The University of California, Irvine is home to a celebrated Sound Design program created in 2006. Under the umbrella of the Drama department at the university’s Claire Trevor School of the Arts, the program is spearheaded by Mike Hooker along with Vincent Olivieri, who is the head of the undergraduate sound design program. Late in 2012, the department added a DiGiCo SD9, DRack and UB MADI into its inventory, which made its debut on a series of student-designed programs this spring. One of those shows was the Festival of New Musicals, a unique partnership between the university and the Academy for New Musical Theater, a three-decade-old creative incubator. The alliance paired the talents of professional writers and composers affiliated with the ANMT with UCI students to create the fourth annual festival, staged at UCI’s xMPL – Experimental Media Performance Lab (featuring a flexible seating capacity of 25-150) this spring. One of the festival pieces, ‘Digital Natives’, featured sound design by second year MFA student, Matt Glenn. [Pictured L to R: UCI MFA student, Matt Glenn; Karli Blalock, Assistant Sound Designer; Vincent Olivieri, head of UCI’s undergraduate sound design program.]
“One of the interesting things about the way we run our sound design program here is that, with little exception, all of the equipment we own is independent of venue,” explains Olivieri. “Most of the equipment is kept in storage, in workshop rooms, and when a show is being developed, the sound designers are able to choose the tools that they need for their particular project, and can spec what they need and just plug in and play.”
The SD9 was the first DiGiCo purchased by the school and was chosen by Mike Hooker, UCI’s Head of Sound Design, in conjunction with RSPE Audio Solutions. “We knew that we were looking for a digital console of a certain size,” Olivieri recalls, “something that was beefy and designed for live playback and mid-range in size. The SD9 fitted that bill perfectly as it’s great for a mid-size show like this.”
The ‘Digital Natives’ piece comprised a juxtaposition of technology and digital feeds against a backdrop of singers and piano accompaniment for a total of 27 inputs (mics, iPod feeds, playback audio off of multiple computers) and a dozen outputs. Glenn configured a deceptively complex playback system, complete with different sounds and setups configured on different templates within the console. Having the ability to recall these different scenes at the push of a button was huge. Additionally, the SD9 was the perfect console not only for its expandability and versatility, but also for its diminutive size for the small theatre space. And, for a first-time user, Glenn was able to get up to speed quickly by watching the online product videos prior to getting hands-on with the console.

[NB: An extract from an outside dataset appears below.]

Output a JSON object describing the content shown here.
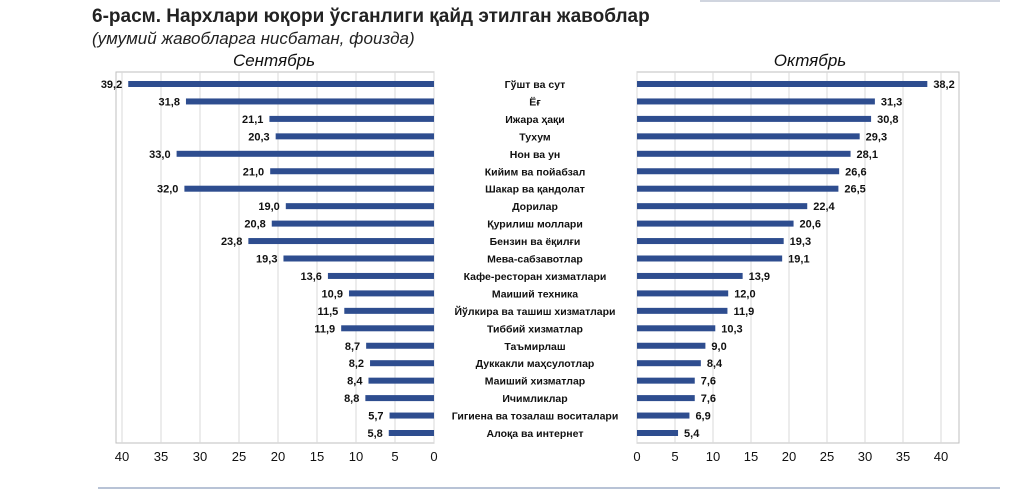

“I wanted to keep the console size down, but I also couldn’t sacrifice the number of channels,” adds Glenn. “Back in the planning stages of this show, before I really knew what it was going to be, I didn’t necessarily know how many mics I would have or how big the pit would be but I wanted to keep open my options with the stage box. With the DiGiCo console, I could have up to 32 inputs from stage from just one D-Rack with the expandability for the future of adding another and you wouldn’t necessarily get that with other consoles. I also wanted an interface that I could intuitively navigate around. The SD9 has a structure similar to Pro Tools and other digital audio workstations (DAWs) and when I started playing with the SD9—my first time using a DiGiCo in a real setting—the way it’s laid out just made sense to me. I didn’t want to be fighting my own brain in the middle of tech, especially with this show, where it’s a really fast turnaround of only three-days. That, the expandability and the ability to write snapshots so quickly and easily, it just all came together with the SD9.”
Onstage, I have six Meyer loud speakers that make up the main system and a subwoofer, plus an additional six loudspeakers placed around the stage for various effects. I’m also using two different internal stereo reverbs that are feeding some of the main speakers. I’m also sending my playback channels to various places around the space to kind of give a surround sound for some of the cues, and they also add a bit of warmth for some of the voices onstage. During pre-production, every time I want to change an EQ or I how much reverb is on a person, I was able to program a macro to update the current snapshot I was working in, and quickly get to it without having to think twice about it. Having eight macro buttons is one of the things I love about this board. Beyond that, there’s so much more to explore with this console but honestly, this show is so fast-paced, I don’t get much of a chance to!”
Moving forward, Oliveiri says the console will serve them in myriad ways, for different productions in varying venues. “We do a lot of shows in a lot of different spaces, and the SD9 is going to be an excellent tool for us for mid-sized musicals and musical events. It’s also going to be useful for us on workshop productions, where the technical needs aren’t always completely known in the early planning stages. For those kinds of productions, the flexibility of a console like the SD9 is essential in order to allow the sound team to quickly respond to unexpected needs.”